Quels sont vos espoirs pour l'avenir ?
Ma mission ultime est de veiller à ce que tous les jeunes aient accès à une éducation musicale de qualité. J'ai vu cette éducation transformer les jeunes et leur donner l'espace nécessaire pour être qui ils sont, pour apprendre qui ils sont, pour se remettre en question, pour trouver une communauté et pour établir des relations avec des mentors et des pairs. J'espère que le plus grand nombre possible d'enseignants et de jeunes pourront avoir accès à l'organisation. Je souhaite également que la méthode Suzuki soit un espace de premier plan dans le domaine. Lorsque les gens cherchent comment apprendre sur la musique, la justice sociale et le travail sur l'équité, je veux qu'ils pensent à l'Association Suzuki.
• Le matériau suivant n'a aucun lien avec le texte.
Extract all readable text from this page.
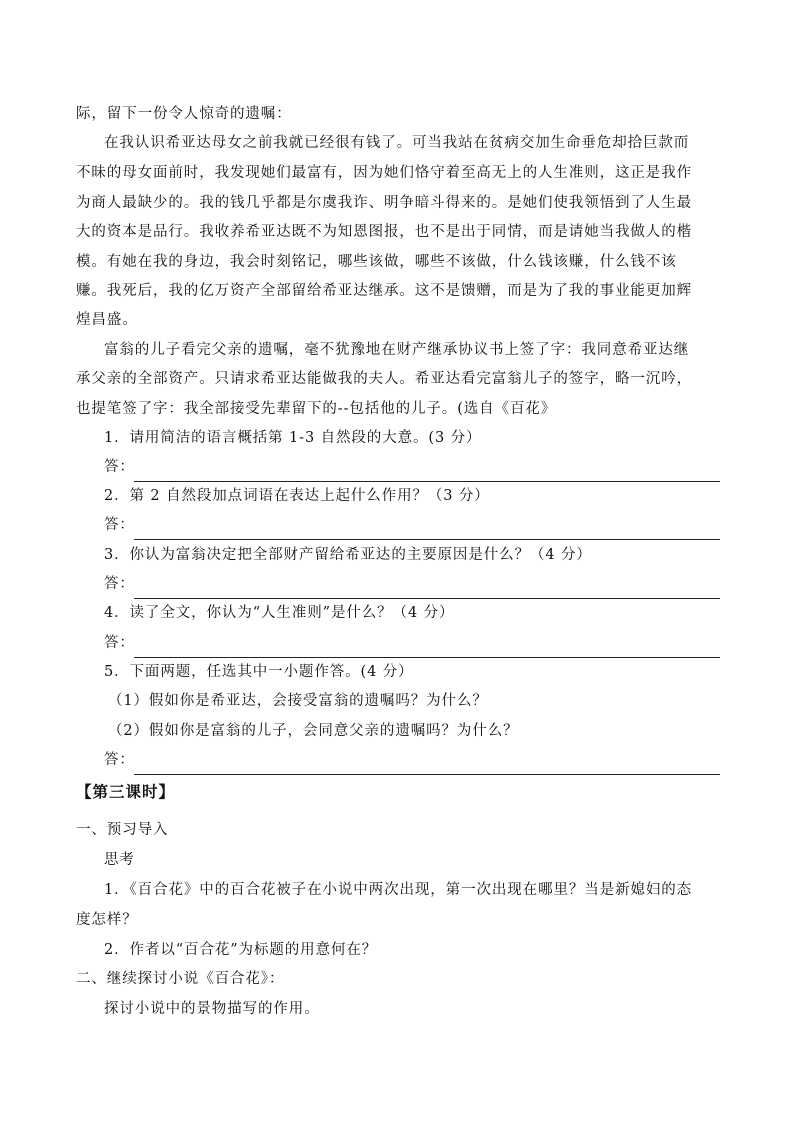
际，留下一份令人惊奇的遗嘱：
在我认识希亚达母女之前我就已经很有钱了。可当我站在贫病交加生命垂危却拾巨款而
不昧的母女面前时，我发现她们最富有，因为她们恪守着至高无上的人生准则，这正是我作
为商人最缺少的。我的钱几乎都是尔虞我诈、明争暗斗得来的。是她们使我领悟到了人生最
大的资本是品行。我收养希亚达既不为知恩图报，也不是出于同情，而是请她当我做人的楷
模。有她在我的身边，我会时刻铭记，哪些该做，哪些不该做，什么钱该赚，什么钱不该
赚。我死后，我的亿万资产全部留给希亚达继承。这不是馈赠，而是为了我的事业能更加辉
煌昌盛。
富翁的儿子看完父亲的遗嘱，毫不犹豫地在财产继承协议书上签了字：我同意希亚达继
承父亲的全部资产。只请求希亚达能做我的夫人。希亚达看完富翁儿子的签字，略一沉吟，
也提笔签了字：我全部接受先辈留下的--包括他的儿子。(选自《百花》
1．请用简洁的语言概括第 1-3 自然段的大意。(3 分）
答：
2．第 2 自然段加点词语在表达上起什么作用？（3 分）
答：
3．你认为富翁决定把全部财产留给希亚达的主要原因是什么？（4 分）
答：
4．读了全文，你认为“人生准则”是什么？（4 分）
答：
5．下面两题，任选其中一小题作答。(4 分）
（1）假如你是希亚达，会接受富翁的遗嘱吗？为什么？
（2）假如你是富翁的儿子，会同意父亲的遗嘱吗？为什么？
答：
【第三课时】
一、预习导入
思考
1．《百合花》中的百合花被子在小说中两次出现，第一次出现在哪里？当是新媳妇的态
度怎样？
2．作者以“百合花”为标题的用意何在？
二、继续探讨小说《百合花》：
探讨小说中的景物描写的作用。
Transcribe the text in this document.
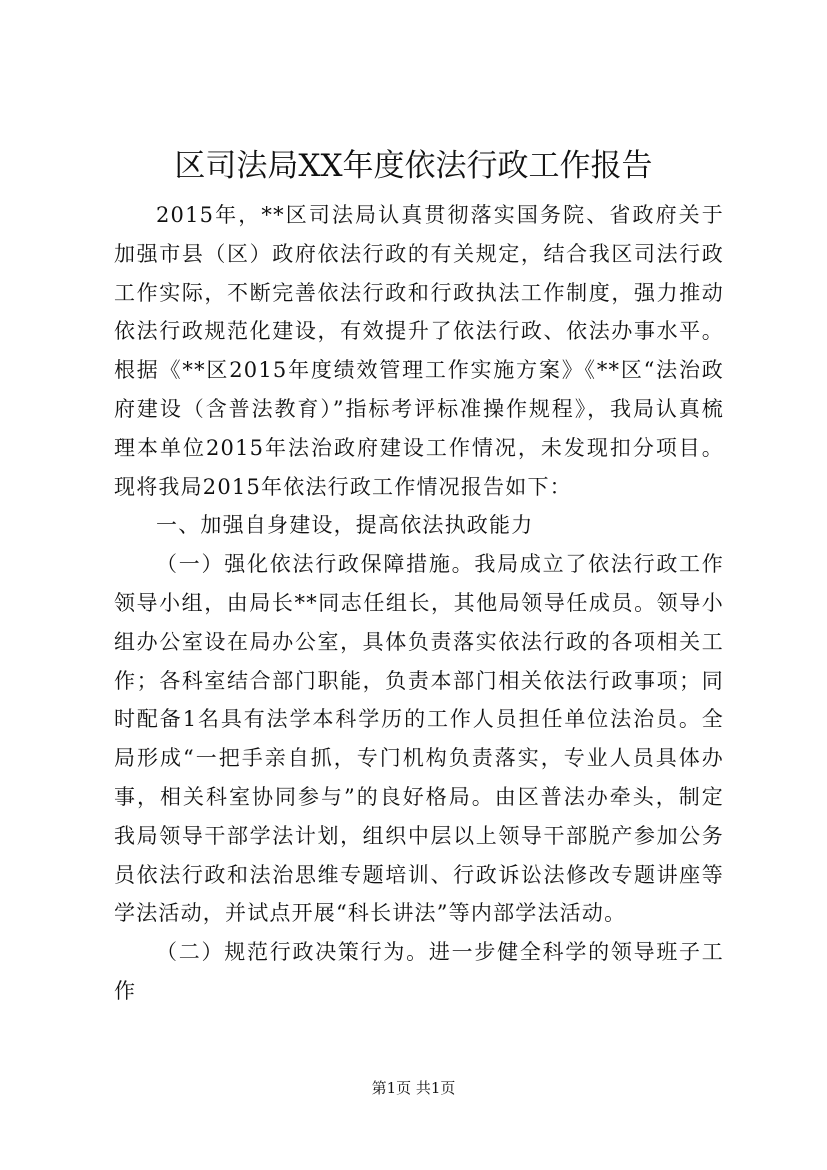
区司法局XX年度依法行政工作报告

2015年，**区司法局认真贯彻落实国务院、省政府关于加强市县（区）政府依法行政的有关规定，结合我区司法行政工作实际，不断完善依法行政和行政执法工作制度，强力推动依法行政规范化建设，有效提升了依法行政、依法办事水平。根据《**区2015年度绩效管理工作实施方案》《**区“法治政府建设（含普法教育）”指标考评标准操作规程》，我局认真梳理本单位2015年法治政府建设工作情况，未发现扣分项目。现将我局2015年依法行政工作情况报告如下：

一、加强自身建设，提高依法执政能力

（一）强化依法行政保障措施。我局成立了依法行政工作领导小组，由局长**同志任组长，其他局领导任成员。领导小组办公室设在局办公室，具体负责落实依法行政的各项相关工作；各科室结合部门职能，负责本部门相关依法行政事项；同时配备1名具有法学本科学历的工作人员担任单位法治员。全局形成“一把手亲自抓，专门机构负责落实，专业人员具体办事，相关科室协同参与”的良好格局。由区普法办牵头，制定我局领导干部学法计划，组织中层以上领导干部脱产参加公务员依法行政和法治思维专题培训、行政诉讼法修改专题讲座等学法活动，并试点开展“科长讲法”等内部学法活动。

（二）规范行政决策行为。进一步健全科学的领导班子工作

第1页 共1页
Parlez-moi de quelques-uns des mentors qui ont influencé votre philosophie.
Le premier groupe qui me vient à l'esprit est celui de mes parents. Ils m'ont eue alors qu'ils étaient bien trop jeunes pour avoir des enfants, mais ils ont travaillé plus dur que quiconque pour s'assurer que j'aie tout ce dont j'avais besoin. Ils m'ont enseigné la valeur du travail, de la communauté et de l'amour. En fin de compte, et probablement comme beaucoup de nos membres, les personnes qui m'ont le plus influencé sont les éducateurs. J'ai eu plusieurs professeurs de trompette qui m'ont beaucoup appris sur la façon de pratiquer. Chris Still, du LA Phil, m'a appris à répéter méticuleusement, ce qui m'a aidé à prendre d'autres habitudes saines. Un autre professeur, Ed Carol, m'a poussé à me concentrer sur ce que je voulais faire en apprenant et en jouant de la musique, plutôt que de penser à ce que j'étais censé faire. Je considère également des personnes comme Vijay Gupta, violoniste et fondateur de Street Symphony Project Inc, comme un mentor qui m'a aidé à réfléchir à l'impact que je voulais avoir sur le terrain. J'appelle sans hésiter mes amis Alex Laing et Lecolion Washington lorsque je me sens perdue, et Leni Boorstin du LA Phil lorsque j'ai besoin qu'on me rappelle l'importance de notre travail. J'ai beaucoup de chance d'avoir mes collègues de Sphinx LEAD, un programme qui soutient les leaders de couleur qui sont des cadres dans le domaine des arts. La liste est encore longue - en fin de compte, mon réseau et ma communauté sont ceux qui influencent le plus mon travail. J'ai la chance que mon cercle soit rempli de personnes qui se concentrent toutes sur la façon dont nous pouvons utiliser les arts pour avoir un impact sur nos communautés et pour créer un changement transformateur.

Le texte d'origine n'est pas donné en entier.